Values are what drive people to make the decisions they make, from buying a car or voting for a politician. More and more we see the importance research plays in aligning brands and organizations with a specific target audience’s values, and motivating benefits they desire, in order to break through in an increasingly crowded information environment. With more access to technologies, platforms and data, we are able to understand how a brand or an issue is perceived across the various phases of the customer or audience journey. Reaching and tapping into deeply-held individual and societal values along the way will yield the greatest success.
Domestically, we see the importance of values among Millennials. Their growing purchasing power and presence in the workforce make them a highly coveted audience. Understanding and reaching them has been the subject of many studies.

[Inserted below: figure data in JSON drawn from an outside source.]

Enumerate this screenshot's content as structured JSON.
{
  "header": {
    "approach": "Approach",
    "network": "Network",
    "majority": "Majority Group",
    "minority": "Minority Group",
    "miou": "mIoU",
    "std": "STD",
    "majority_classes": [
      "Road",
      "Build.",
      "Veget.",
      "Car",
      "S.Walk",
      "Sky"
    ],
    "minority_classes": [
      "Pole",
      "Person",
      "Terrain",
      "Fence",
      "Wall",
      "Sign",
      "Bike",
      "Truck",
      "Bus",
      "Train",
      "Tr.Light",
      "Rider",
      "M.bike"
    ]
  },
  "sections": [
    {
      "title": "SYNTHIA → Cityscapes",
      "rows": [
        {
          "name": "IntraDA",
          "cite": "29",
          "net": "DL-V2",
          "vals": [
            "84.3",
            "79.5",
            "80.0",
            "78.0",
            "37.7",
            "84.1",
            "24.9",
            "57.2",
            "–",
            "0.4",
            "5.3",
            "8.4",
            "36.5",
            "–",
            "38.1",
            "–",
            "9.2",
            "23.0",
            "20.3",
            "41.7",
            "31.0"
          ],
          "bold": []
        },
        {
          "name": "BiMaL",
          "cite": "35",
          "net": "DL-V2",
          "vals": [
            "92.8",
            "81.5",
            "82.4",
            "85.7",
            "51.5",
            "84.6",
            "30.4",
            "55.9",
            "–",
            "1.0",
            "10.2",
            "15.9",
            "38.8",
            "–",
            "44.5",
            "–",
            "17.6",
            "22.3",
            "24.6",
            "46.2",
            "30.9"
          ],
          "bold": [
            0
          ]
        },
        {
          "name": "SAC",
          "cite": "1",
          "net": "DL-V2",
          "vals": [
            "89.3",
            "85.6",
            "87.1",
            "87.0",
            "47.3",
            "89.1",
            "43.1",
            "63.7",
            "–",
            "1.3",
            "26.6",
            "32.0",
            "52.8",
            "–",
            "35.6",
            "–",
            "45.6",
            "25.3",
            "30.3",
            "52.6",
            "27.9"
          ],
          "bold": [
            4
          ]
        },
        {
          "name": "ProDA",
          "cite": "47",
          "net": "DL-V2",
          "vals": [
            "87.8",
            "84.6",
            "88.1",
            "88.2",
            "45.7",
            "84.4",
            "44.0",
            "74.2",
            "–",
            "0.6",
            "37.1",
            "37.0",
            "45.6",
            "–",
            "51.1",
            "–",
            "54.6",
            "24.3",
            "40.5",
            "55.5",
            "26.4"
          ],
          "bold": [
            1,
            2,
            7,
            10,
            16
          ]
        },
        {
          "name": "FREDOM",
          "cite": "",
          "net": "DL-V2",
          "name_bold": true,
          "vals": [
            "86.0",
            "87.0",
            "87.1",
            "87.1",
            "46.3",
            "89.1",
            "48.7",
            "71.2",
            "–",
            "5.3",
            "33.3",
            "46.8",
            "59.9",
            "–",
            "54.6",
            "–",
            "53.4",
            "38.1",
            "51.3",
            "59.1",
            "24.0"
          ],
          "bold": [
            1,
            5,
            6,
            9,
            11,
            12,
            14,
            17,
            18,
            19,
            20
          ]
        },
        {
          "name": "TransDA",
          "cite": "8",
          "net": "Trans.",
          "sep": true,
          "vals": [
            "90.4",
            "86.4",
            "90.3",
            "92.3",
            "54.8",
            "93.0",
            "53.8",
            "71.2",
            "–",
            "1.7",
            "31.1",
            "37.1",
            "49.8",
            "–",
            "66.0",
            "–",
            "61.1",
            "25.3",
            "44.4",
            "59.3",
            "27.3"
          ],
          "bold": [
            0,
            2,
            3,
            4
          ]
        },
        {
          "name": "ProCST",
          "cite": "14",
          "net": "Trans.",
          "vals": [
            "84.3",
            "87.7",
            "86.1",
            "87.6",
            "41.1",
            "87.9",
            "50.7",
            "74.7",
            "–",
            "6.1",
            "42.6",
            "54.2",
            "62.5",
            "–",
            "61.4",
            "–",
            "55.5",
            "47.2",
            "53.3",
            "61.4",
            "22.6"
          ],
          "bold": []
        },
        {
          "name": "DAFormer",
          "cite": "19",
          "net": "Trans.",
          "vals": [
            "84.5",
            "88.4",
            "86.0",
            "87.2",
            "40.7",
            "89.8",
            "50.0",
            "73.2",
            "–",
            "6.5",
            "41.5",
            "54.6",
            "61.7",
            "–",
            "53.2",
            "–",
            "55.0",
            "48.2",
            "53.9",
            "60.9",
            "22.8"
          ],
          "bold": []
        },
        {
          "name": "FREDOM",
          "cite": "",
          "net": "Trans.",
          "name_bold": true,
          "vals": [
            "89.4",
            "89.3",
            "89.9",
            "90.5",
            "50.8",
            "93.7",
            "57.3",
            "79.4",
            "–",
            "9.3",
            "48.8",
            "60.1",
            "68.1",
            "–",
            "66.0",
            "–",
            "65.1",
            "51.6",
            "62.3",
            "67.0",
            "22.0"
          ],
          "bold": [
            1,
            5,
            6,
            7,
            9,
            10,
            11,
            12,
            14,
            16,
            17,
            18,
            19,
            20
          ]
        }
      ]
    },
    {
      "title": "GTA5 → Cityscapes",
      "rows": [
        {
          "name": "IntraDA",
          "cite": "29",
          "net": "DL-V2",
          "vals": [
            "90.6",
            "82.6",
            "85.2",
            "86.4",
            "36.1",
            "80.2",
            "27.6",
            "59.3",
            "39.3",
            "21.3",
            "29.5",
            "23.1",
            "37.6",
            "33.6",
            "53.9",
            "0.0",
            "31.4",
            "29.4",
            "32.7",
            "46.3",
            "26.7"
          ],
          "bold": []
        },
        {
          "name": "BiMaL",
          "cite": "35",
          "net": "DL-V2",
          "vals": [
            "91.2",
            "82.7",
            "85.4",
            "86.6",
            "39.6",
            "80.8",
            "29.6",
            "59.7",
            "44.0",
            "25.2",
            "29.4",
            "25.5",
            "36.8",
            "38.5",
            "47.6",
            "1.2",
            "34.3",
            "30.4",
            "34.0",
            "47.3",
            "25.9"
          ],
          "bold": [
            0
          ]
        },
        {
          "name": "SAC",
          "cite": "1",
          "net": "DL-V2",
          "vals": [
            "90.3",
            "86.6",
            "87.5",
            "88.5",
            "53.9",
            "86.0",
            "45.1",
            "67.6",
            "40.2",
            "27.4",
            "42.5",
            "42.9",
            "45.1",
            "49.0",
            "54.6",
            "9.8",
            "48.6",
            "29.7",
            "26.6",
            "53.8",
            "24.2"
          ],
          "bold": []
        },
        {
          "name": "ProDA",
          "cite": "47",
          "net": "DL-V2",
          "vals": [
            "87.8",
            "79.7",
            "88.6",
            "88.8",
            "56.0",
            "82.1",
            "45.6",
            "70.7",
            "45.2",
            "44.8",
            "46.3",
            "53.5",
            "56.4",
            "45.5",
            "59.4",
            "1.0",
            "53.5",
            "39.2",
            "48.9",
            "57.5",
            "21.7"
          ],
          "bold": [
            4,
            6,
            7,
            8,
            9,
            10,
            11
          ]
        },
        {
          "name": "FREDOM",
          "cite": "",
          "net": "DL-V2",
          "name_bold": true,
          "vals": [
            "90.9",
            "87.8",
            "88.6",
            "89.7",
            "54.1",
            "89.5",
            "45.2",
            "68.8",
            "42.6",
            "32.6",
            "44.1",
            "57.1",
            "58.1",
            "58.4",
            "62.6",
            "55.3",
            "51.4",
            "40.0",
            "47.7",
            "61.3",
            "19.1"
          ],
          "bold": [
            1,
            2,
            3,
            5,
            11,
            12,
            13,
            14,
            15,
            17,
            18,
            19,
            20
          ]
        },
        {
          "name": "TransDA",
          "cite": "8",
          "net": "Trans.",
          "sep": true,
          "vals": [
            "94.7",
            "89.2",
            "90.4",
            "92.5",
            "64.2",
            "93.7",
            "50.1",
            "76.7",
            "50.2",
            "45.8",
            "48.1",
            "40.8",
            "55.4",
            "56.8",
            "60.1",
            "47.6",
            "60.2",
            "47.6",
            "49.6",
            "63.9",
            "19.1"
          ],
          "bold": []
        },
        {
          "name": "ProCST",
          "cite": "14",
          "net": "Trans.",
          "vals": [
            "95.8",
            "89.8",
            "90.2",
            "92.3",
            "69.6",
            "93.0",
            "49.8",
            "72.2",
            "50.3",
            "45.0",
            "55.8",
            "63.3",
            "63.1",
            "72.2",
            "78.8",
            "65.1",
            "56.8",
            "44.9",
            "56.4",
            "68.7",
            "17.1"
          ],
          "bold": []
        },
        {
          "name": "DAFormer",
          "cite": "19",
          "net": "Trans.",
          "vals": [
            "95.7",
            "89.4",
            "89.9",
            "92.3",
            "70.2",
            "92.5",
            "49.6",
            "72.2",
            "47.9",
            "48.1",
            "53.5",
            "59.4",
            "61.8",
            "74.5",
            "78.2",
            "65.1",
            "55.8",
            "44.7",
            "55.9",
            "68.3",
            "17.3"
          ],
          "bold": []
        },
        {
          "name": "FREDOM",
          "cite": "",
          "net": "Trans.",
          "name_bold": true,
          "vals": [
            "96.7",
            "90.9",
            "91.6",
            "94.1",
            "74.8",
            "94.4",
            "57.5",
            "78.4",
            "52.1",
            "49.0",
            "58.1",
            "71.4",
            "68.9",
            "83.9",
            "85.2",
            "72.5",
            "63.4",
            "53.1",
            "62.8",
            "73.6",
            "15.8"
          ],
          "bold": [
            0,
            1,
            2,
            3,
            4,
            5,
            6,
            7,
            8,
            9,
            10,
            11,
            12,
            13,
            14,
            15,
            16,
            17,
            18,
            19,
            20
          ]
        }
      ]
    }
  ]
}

One of the main findings is that this generation more closely associates individual, societal, and brand values to their purchasing and professional journey decisions. Advertisers and employers should both take note.
Another area where the values discussion is playing out is in the presidential campaign. Once again, most of the Republican candidates are trying to be the torchbearer of Ronald Reagan’s values. One value commonly associated with President Reagan was security and one of my favorite ads from the 1984 campaign addresses that core value without mentioning it. The ad is almost as relevant today as it was then. If you haven’t seen the “Bear in the Woods” ad recently (or ever if you’re a Millennial) then you really should. It is timeless.
Clearly values are not just for Republicans. A recent report from Purple America shows that, over the past two presidential elections, the candidate that most often communicates values has scored highest on their Values Meter and has won the past two elections. Hillary Clinton currently tops the values meter. Republicans take note.
Internationally, the battle of values is being waged across the Middle East. ISIS’ messaging has proven very difficult for the U.S. government and our allies to counter. Despite our efforts over the past two years, new recruits keep coming. Their messages and propaganda are tapping into a values system that resonates with particularly vulnerable young recruits who are young and looking for ways to “define their lives.” Countering with facts and stories alone will not tap into these deeper values.
Almost every marketer is looking for that breakout campaign. The viral video that is going to create a powerful new market entry or one that is going to reconnect and strengthen a brand. Those that succeed strike a chord. We feel that the best way to find that chord is through values-based research.